In accordance with principles previously emphasized in the literature, we developed a parsimonious, straight forward and biologically readily interpretable model. The model was based on sixty-seven species representing a wide taxonomic range of mammals and collected from twelve different orders (Fig. 1).
Figure 1. Phylogenetic relatedness and evolutionary divergence times of species in the present sample.
To avoid sample bias by overrepresentation of single lineages no more than one species was included from any given genus. Thus the 67 species in the sample represent 67 genera. A phylogenetic analysis and an independent contrasts analysis were performed to investigate if evolutionary dependence between the 67 species influenced the statistical analyses. The sample was carefully balanced for various species characteristics as outlined in Materials and Methods. In line with previous literature, we employed adult brain mass and adult female body mass as fundamental continuous independent variables that could potentially serve as predictors of time to weaning.
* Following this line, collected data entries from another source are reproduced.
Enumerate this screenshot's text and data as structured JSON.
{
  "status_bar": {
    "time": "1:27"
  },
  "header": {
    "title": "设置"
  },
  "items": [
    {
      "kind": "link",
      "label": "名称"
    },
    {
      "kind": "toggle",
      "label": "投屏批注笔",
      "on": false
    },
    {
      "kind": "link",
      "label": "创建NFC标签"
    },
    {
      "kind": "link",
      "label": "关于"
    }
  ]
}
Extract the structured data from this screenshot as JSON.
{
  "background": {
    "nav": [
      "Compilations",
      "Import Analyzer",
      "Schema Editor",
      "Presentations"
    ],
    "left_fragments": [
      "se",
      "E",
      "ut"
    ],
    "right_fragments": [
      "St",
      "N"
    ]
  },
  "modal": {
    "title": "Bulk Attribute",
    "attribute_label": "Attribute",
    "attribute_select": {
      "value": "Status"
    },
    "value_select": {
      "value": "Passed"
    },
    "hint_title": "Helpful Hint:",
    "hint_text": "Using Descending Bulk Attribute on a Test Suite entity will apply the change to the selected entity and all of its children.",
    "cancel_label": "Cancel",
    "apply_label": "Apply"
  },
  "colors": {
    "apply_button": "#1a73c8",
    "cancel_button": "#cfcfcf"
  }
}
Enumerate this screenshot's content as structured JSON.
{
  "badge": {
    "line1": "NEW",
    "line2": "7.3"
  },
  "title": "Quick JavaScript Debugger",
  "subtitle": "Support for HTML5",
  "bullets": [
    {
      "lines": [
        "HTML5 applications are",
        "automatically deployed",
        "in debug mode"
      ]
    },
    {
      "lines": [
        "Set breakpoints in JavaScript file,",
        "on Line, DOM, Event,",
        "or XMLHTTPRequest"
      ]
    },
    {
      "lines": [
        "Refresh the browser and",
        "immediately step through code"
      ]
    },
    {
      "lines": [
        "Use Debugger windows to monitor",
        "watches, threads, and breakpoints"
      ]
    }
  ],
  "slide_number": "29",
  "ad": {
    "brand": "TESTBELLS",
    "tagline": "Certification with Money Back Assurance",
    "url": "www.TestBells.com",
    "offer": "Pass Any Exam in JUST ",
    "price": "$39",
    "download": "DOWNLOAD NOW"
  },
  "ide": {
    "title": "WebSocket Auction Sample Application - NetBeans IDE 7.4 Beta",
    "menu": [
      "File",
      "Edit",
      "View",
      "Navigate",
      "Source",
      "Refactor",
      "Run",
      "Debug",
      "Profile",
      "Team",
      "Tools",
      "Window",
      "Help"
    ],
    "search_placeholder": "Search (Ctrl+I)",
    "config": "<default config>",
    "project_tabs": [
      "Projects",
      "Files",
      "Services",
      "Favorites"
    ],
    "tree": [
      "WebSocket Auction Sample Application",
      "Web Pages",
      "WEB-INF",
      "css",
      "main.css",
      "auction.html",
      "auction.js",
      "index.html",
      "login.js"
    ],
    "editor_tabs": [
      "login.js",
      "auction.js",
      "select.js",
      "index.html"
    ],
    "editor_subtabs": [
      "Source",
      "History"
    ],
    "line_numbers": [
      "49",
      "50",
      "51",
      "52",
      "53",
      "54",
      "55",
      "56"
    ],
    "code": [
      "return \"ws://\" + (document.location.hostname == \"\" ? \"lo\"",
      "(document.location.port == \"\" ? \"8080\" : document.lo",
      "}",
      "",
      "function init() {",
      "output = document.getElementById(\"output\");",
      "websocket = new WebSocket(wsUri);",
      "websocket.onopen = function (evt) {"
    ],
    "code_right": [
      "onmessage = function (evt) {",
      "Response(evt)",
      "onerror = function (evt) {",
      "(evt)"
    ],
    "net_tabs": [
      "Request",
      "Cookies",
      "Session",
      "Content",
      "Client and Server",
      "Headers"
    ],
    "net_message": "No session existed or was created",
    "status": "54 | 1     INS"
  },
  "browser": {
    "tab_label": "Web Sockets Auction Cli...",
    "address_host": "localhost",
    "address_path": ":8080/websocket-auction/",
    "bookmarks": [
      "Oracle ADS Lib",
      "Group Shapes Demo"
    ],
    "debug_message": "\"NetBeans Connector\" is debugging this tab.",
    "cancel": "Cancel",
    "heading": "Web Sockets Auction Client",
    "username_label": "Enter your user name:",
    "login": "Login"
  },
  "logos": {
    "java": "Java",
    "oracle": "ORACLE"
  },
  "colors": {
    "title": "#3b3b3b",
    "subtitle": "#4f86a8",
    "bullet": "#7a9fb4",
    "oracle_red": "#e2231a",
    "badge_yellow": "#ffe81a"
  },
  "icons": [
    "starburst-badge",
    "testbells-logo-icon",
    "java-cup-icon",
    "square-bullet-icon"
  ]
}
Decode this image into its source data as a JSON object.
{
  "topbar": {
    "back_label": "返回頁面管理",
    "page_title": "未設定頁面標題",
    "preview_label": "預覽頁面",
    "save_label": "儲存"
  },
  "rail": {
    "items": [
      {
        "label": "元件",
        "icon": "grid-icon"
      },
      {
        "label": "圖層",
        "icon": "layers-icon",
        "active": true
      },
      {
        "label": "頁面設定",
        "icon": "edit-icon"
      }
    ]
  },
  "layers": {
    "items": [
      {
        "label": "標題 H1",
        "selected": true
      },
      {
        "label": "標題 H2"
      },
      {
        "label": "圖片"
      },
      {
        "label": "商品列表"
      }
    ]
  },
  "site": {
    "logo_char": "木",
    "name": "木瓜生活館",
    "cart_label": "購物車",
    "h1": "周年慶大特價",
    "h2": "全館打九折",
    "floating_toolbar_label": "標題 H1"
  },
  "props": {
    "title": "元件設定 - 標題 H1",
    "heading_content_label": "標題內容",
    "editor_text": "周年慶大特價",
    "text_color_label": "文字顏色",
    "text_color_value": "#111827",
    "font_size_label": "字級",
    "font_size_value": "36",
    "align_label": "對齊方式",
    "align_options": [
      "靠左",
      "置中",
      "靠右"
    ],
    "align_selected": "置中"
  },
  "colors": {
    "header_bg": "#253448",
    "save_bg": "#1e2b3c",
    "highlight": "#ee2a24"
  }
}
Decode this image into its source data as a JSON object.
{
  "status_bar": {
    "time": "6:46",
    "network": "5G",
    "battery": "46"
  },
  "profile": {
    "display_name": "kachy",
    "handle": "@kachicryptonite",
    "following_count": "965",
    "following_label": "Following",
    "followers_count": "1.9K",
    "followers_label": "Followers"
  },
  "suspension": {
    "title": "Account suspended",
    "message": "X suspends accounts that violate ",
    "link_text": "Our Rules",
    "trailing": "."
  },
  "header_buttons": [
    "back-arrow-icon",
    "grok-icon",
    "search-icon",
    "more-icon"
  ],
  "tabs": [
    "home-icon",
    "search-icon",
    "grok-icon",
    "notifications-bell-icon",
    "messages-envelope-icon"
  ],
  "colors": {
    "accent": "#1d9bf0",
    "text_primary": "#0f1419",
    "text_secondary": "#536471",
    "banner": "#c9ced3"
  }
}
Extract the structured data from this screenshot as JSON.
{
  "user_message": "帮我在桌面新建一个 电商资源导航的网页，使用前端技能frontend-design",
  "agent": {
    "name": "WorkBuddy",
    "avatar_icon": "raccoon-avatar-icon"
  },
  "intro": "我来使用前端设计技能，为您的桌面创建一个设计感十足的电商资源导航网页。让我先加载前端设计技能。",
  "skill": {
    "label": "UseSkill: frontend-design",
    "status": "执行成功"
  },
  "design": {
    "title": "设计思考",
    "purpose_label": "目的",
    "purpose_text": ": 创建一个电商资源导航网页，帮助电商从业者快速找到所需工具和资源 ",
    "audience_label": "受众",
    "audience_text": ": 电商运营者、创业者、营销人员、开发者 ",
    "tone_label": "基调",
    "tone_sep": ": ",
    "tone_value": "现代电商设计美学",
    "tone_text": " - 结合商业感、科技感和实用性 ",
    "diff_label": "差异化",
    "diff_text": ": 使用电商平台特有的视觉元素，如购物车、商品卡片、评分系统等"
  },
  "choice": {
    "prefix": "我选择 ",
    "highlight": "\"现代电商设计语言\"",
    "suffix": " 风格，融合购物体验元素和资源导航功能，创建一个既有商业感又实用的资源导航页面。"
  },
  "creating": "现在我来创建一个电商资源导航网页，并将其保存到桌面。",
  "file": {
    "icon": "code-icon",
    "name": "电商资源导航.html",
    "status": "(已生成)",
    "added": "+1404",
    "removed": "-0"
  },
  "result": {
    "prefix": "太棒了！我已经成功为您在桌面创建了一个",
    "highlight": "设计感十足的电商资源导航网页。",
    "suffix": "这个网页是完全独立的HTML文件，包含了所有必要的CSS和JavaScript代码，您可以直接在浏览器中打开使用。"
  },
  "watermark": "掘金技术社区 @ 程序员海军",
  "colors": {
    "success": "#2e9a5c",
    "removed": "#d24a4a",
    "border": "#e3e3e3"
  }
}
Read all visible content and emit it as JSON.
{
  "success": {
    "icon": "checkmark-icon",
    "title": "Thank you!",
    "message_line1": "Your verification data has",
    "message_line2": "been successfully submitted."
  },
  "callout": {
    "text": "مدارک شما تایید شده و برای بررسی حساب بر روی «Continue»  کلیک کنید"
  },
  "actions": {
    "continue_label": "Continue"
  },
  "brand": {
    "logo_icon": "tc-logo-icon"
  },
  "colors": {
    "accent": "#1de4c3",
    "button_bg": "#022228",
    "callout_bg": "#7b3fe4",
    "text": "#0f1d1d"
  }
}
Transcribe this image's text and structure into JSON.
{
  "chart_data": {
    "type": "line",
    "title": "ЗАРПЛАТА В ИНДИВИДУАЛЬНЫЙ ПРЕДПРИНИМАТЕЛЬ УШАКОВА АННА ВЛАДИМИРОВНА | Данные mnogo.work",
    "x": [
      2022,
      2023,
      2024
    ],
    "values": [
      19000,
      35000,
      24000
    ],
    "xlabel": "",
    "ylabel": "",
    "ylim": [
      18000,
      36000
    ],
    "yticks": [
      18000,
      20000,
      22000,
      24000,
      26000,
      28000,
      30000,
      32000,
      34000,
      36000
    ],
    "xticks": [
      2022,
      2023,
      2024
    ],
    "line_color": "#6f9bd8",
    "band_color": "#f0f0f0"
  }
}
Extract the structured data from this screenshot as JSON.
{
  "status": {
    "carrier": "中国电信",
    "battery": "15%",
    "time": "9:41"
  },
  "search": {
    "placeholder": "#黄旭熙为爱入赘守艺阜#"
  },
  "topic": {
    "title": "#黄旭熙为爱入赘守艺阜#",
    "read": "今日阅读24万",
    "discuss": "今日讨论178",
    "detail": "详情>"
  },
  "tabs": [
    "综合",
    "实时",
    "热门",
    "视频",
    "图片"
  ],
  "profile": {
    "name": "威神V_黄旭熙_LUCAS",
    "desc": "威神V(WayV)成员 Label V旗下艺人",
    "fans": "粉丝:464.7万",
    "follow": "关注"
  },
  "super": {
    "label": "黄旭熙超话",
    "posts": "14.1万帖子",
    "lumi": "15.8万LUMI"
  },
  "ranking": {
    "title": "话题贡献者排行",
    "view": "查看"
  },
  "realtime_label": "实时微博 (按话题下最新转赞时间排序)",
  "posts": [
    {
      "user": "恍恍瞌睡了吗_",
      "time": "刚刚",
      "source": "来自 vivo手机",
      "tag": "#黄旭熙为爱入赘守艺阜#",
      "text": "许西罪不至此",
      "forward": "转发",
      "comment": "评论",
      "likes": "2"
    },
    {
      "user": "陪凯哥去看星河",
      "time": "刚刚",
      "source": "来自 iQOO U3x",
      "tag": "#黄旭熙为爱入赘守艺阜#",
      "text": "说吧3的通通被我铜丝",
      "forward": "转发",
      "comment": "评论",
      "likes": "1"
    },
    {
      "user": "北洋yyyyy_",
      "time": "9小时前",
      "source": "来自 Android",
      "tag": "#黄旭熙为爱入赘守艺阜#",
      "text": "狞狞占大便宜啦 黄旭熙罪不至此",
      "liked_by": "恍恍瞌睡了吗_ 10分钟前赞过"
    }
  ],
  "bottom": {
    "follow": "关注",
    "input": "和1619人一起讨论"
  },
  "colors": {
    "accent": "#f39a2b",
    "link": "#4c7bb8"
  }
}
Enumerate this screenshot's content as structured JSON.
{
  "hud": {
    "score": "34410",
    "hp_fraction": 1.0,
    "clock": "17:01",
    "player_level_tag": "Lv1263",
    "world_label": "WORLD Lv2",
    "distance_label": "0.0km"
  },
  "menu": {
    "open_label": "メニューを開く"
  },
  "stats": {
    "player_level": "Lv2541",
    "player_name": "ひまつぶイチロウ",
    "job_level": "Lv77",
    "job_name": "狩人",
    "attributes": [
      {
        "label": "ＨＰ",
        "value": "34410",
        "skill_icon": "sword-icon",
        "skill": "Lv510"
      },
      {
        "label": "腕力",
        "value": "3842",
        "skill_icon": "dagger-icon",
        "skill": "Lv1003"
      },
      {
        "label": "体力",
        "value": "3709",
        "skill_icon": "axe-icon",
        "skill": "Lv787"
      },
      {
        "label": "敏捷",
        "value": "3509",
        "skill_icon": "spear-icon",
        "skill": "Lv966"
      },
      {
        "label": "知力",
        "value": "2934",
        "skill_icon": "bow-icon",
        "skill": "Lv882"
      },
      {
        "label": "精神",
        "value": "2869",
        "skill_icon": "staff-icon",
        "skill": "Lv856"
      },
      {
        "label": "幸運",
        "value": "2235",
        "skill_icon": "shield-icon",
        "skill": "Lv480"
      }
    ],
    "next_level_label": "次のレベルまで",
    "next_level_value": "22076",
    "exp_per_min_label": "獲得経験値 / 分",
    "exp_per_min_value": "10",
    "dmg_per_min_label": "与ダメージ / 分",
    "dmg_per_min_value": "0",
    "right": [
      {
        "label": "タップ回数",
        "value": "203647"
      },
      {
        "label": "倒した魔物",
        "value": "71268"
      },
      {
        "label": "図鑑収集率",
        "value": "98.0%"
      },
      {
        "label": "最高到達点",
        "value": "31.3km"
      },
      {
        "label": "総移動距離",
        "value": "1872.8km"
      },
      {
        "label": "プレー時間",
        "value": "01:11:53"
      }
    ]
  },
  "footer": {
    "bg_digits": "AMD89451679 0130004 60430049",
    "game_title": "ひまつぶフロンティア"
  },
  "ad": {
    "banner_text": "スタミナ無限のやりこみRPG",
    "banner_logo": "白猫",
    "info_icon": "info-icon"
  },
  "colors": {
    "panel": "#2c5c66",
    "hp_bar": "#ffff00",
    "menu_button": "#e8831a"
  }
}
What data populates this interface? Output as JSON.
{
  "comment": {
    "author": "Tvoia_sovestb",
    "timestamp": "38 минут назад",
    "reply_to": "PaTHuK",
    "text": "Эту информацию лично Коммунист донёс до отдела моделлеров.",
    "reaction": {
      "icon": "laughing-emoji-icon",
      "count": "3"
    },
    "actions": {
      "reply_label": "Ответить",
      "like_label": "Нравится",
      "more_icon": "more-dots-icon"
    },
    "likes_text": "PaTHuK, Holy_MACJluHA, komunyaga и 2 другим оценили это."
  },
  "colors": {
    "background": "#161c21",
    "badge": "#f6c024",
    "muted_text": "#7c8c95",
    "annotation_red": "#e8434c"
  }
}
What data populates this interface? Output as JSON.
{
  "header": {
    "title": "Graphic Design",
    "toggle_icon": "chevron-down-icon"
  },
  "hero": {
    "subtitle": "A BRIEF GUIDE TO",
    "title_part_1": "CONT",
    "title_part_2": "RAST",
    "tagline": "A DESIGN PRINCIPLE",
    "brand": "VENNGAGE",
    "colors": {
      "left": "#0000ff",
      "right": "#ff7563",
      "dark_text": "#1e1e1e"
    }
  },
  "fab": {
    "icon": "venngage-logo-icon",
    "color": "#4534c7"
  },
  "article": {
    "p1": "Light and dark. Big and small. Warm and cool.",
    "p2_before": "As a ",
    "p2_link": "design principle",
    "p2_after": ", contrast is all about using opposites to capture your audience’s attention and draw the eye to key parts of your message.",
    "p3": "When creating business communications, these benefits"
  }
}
Adult brain mass reflects the time during which the brain has developed during ontogenesis since mammalian brains develop at similar rates. Therefore, if interspecies variation in weaning depends on brain mass, the duration of suckling may be assumed to reflect primarily the developmental time course and the needs of the offspring. If, on the other hand, interspecies variation in weaning depends on adult female body mass, it would primarily reflect the metabolic limitations of the lactating female. The dependent variable was expressed either as time to weaning postnatal or post conception. Although the former measure is more conventional, the latter appears biologically more relevant as it represents both the total developmental time of the offspring and the total time invested by the female.
Figure 2. Brain mass is a better fundamental predictor of time to weaning than is female body mass.